Am Sonntag waren sich alle Wetter-Apps einig: zum ersten Mal in diesem Urlaub war von morgens an ‚Bettwetter‘ angekündigt… den ganzen Tag Regen.
Regen und Gewitter hatten bereits in der Nacht begonnen und wollten auch am Tag nicht enden. Aber den ganzen Tag im Zimmer zu verbringen ist auch nicht unbedingt unseres – zumindest wenn das Wetter nicht einmal für den Balkon einlädt. Um also nicht den ganzen Tag nur im Zimmer zu verbringen, haben wir uns wenigstens zum Essen nach draußen begeben und dazu unseren Ausflug geplant. Wir entschlossen in Richtung Villach und dann vorbei am Ossiachersee und Feldkirchen nach Himmelberg zum Forellenhof Pluch zu fahren. Seit ich das erste Mal vor vielen Jahren mit Jörg seine Mutter in Kärnten besucht habe, gehört eine gebratene Forelle beim Forellenhof Pluch, hoch oben am Berg gelegen, immer zum Ausflugsprogramm dazu! Da es von Hermagor aus ein Stück zu fahren ist, wollten wir es eigentlich mit einem Ausflug zum Ossiacher See verbinden.
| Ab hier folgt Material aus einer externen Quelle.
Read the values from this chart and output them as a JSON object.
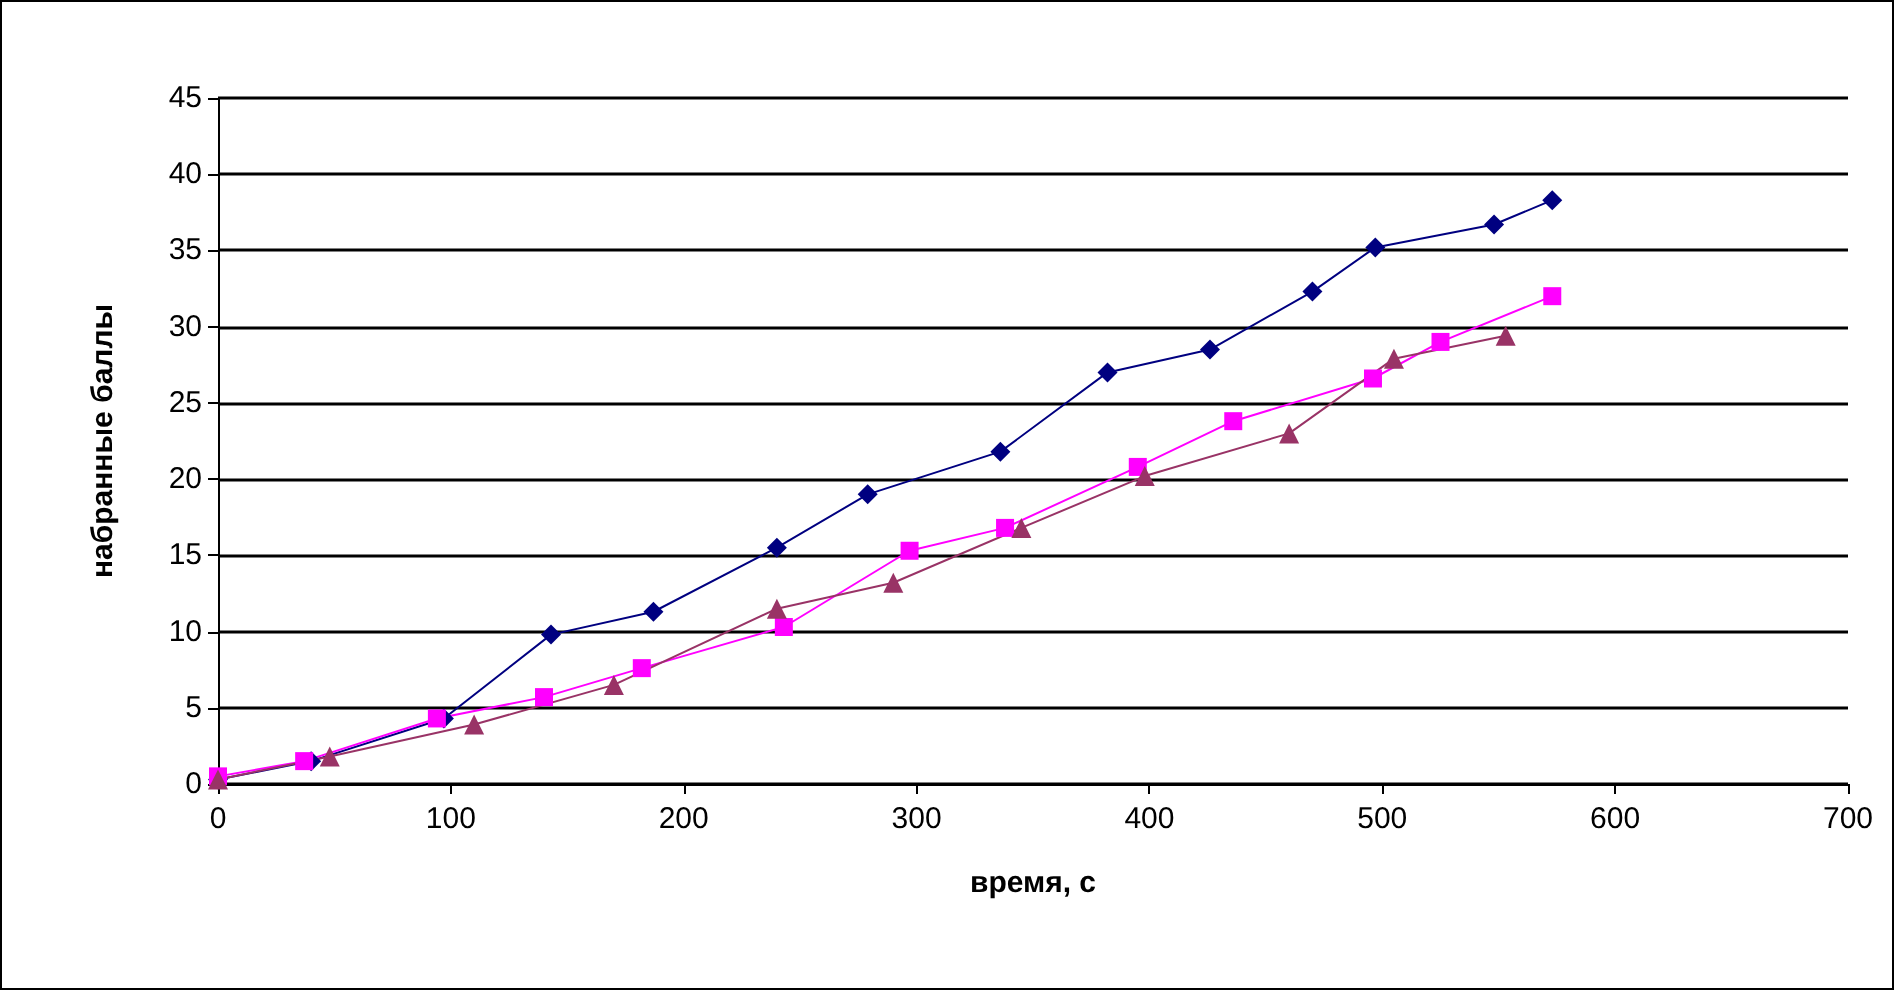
{
  "chart_data": {
    "type": "line",
    "xlabel": "время, с",
    "ylabel": "набранные баллы",
    "xlim": [
      0,
      700
    ],
    "xticks": [
      0,
      100,
      200,
      300,
      400,
      500,
      600,
      700
    ],
    "ylim": [
      0,
      45
    ],
    "yticks": [
      0,
      5,
      10,
      15,
      20,
      25,
      30,
      35,
      40,
      45
    ],
    "grid": "y",
    "series": [
      {
        "color": "#000080",
        "marker": "diamond",
        "x": [
          0,
          40,
          97,
          143,
          187,
          240,
          279,
          336,
          382,
          426,
          470,
          497,
          548,
          573
        ],
        "values": [
          0.3,
          1.5,
          4.3,
          9.8,
          11.3,
          15.5,
          19,
          21.8,
          27,
          28.5,
          32.3,
          35.2,
          36.7,
          38.3
        ]
      },
      {
        "color": "#ff00ff",
        "marker": "square",
        "x": [
          0,
          37,
          94,
          140,
          182,
          243,
          297,
          338,
          395,
          436,
          496,
          525,
          573
        ],
        "values": [
          0.5,
          1.5,
          4.3,
          5.7,
          7.6,
          10.3,
          15.3,
          16.8,
          20.8,
          23.8,
          26.6,
          29,
          32
        ]
      },
      {
        "color": "#993366",
        "marker": "triangle",
        "x": [
          0,
          48,
          110,
          170,
          240,
          290,
          345,
          398,
          460,
          505,
          553
        ],
        "values": [
          0.3,
          1.8,
          3.9,
          6.5,
          11.5,
          13.2,
          16.8,
          20.2,
          23,
          27.9,
          29.4
        ]
      }
    ]
  }
}
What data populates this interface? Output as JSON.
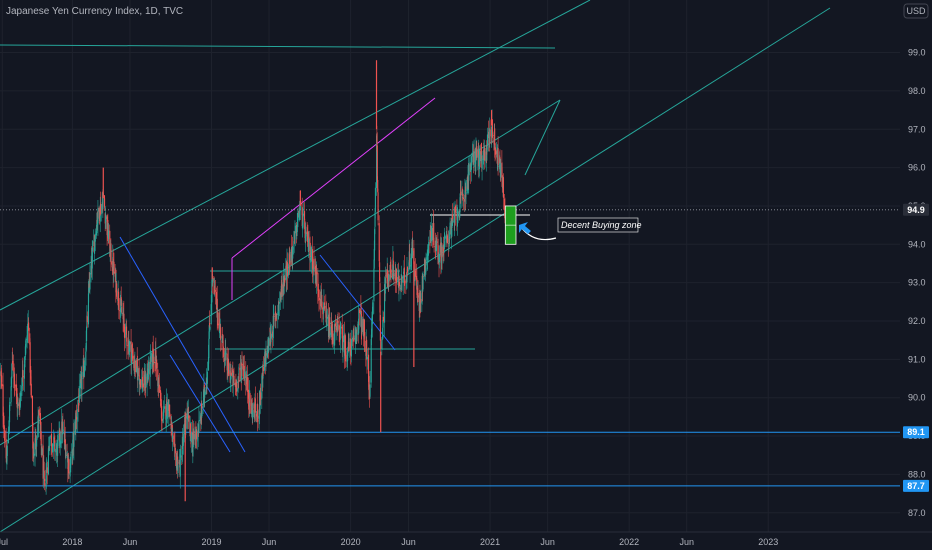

Allerdings hat der Hof momentan nur von Freitag bis Sonntag auf. So machten wir uns trotz der andauernden Regenprognosen auf den Weg – auch wenn es vielleicht nichts mit dem Spaziergang am See werden sollte.
Nahe am Forellenhof gelegen entspringt die Tiebel und da wir bis zur reservierten Uhrzeit des Tisches noch etwas Zeit hatten, sind wir den Weg zur Tiebelquelle gelaufen. Zig kleine Bachläufe suchten sich ihren Weg durch den Wald. Fast mystisch stieg hier und da Feuchtigkeit auf, als wenn der Boden dampfen würde. Wohin man ging, überall tauchte wieder ein neuer Zufluss auf – und es plätscherte und gurgelte irgendwie recht laut um uns herum. Es war ein feuchtes, aber sehr schönes Erlebnis. Am Waldeingang machte sich trotz des kühlen und nassen Wetters ein süßlicher Duft von Himbeeren bemerkbar bevor wir die ersten überhaupt erblickten. Das habe ich so auch selten erlebt! So wurden wir mit vielen leckten, wildenwachsenden Himbeeren belohnt, die wir uns haben schmecken lassen.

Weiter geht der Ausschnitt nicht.